Emmanuel Mounier

Mani Bucate

Per noi weimeriani l'ottimismo è quello tragico di Emmanuel Mounier

Guido Vitiello

Formule da riscoprire davanti al protosquadrismo odierno

Che ci faceva la mia tetra incappucciata figura di frate weimariano, tormentato dalla visione degli ultimi giorni della Repubblica, nelle sale fiorentine in cui si celebravano le Giornate dell’ottimismo? Si direbbe che mi aggiravo come un intruso, o forse come un guastafeste – e del resto, per chi rischia di farsi possedere dallo spirito del Savonarola e dalla sua predicazione apocalittica, non c’è luogo più pericoloso del Salone dei Cinquecento.
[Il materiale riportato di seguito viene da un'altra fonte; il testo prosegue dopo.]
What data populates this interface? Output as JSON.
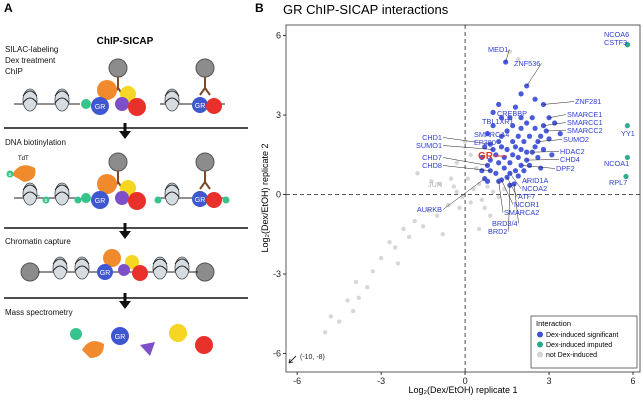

Gli amici foglianti parevano sentirsi in salvo sotto il massiccio soffitto a cassettoni, eppure io avvertivo l’impercettibile scricchiolio delle capriate e già allucinavo un cumulo di rovine, per quella speciale varietà di traveggole che accomuna veri e falsi profeti e che potremmo chiamare la cataratta del millenarista. Avrei dovuto lasciare i miei amici in pace, ma poi ho pensato che tocca anche a noi weimariani la nostra parte di ottimismo, ed è l’ottimismo tragico.

 

La formula è di Emmanuel Mounier, l’animatore di quel movimento personalista, raccolto intorno alla rivista Esprit negli anni terribili tra le due guerre, a cui dobbiamo le riflessioni più limpide sull’“engagement”, sull’impegno militante, prima che Sartre allungasse le mani sulla parola e ne facesse un gagliardetto ad uso dei fanatici. L’ottimismo tragico di Mounier cercava un punto di equilibrio paradossale – che mai sarebbe potuto diventare un comodo appoggio, una “posizione” filosofica – tra l’affaccendato buon umore del sacrestano e la disperazione inerte del profeta di sventure, tra “l’ottimismo impaziente” dei liberali e dei rivoluzionari e “il pessimismo impaziente” dei fascisti. Potrà stupire che a rivendicare quella formula sia stato Umberto Eco, che nelle cose della politica era piuttosto il tipo del sacrestano, dell’umorista senza sentimento tragico di alcunché, e dunque in fin dei conti anche senza vero umorismo. Meno strano, invece, che l’ottimismo tragico di Mounier fosse caro a un millenarista liberale come Marco Pannella, che su quelle voci del cattolicesimo francese si era formato fin dagli anni Cinquanta.

 

L’ottimismo tragico è altra cosa dal conflitto gramsciano tra la volontà e la ragione, somiglia piuttosto a una variante moderna del motto paolino spes contra spem, ed è una delle nozioni – poche, ma meditate, ruminate, ripetute senza tregua e quasi incorporate al respiro, come la preghiera incessante del pellegrino russo – che Pannella portò con sé per una vita nell’equipaggiamento eteroclito della sua bisaccia di combattente. La stagione in cui lo sentii invocare più spesso Mounier fu quella inaugurata dal 1992, quando il “parlamento degli inquisiti” – di gran lunga più nobile di tutti i parlamenti che sono venuti dopo – viveva sotto l’assedio permanente di un protosquadrismo che oggi, assuefatti come siamo alla canea grillina, ci pare piccola cosa. Non credo l’abbia mai detto con queste parole, ma Pannella era convinto che quando intorno tutto minaccia di crollare, quando insomma anche i sacrestani sono costretti a inforcare le lenti del millenarista, è allora che un ceto dirigente può dare il meglio di sé (un’altra voce, più curiale, esortava in quei giorni il parlamento all’“ottimismo tragico”, ed era la voce di Gianni Baget Bozzo).

 

Ma per un sussulto di dignità si dovrebbe riscoprire quella che Mounier chiamava la “grande paura”, la paura del finimondo. Dalla “piccola paura” non possono nascere che mosse meschine, soluzioni abborracciate, calcoli che danno l’illusione della prudenza; dalla “petite peur” nasce la goffa rincorsa alle pretese impazienti degli antiparlamentaristi. Detto altrimenti, il problema dei nostri ceti dirigenti non è l’aver paura, è il non averne abbastanza. Solo quando tremeranno davvero, noi frati weimariani andremo a predicargli il nostro ottimismo – l’ottimismo tragico.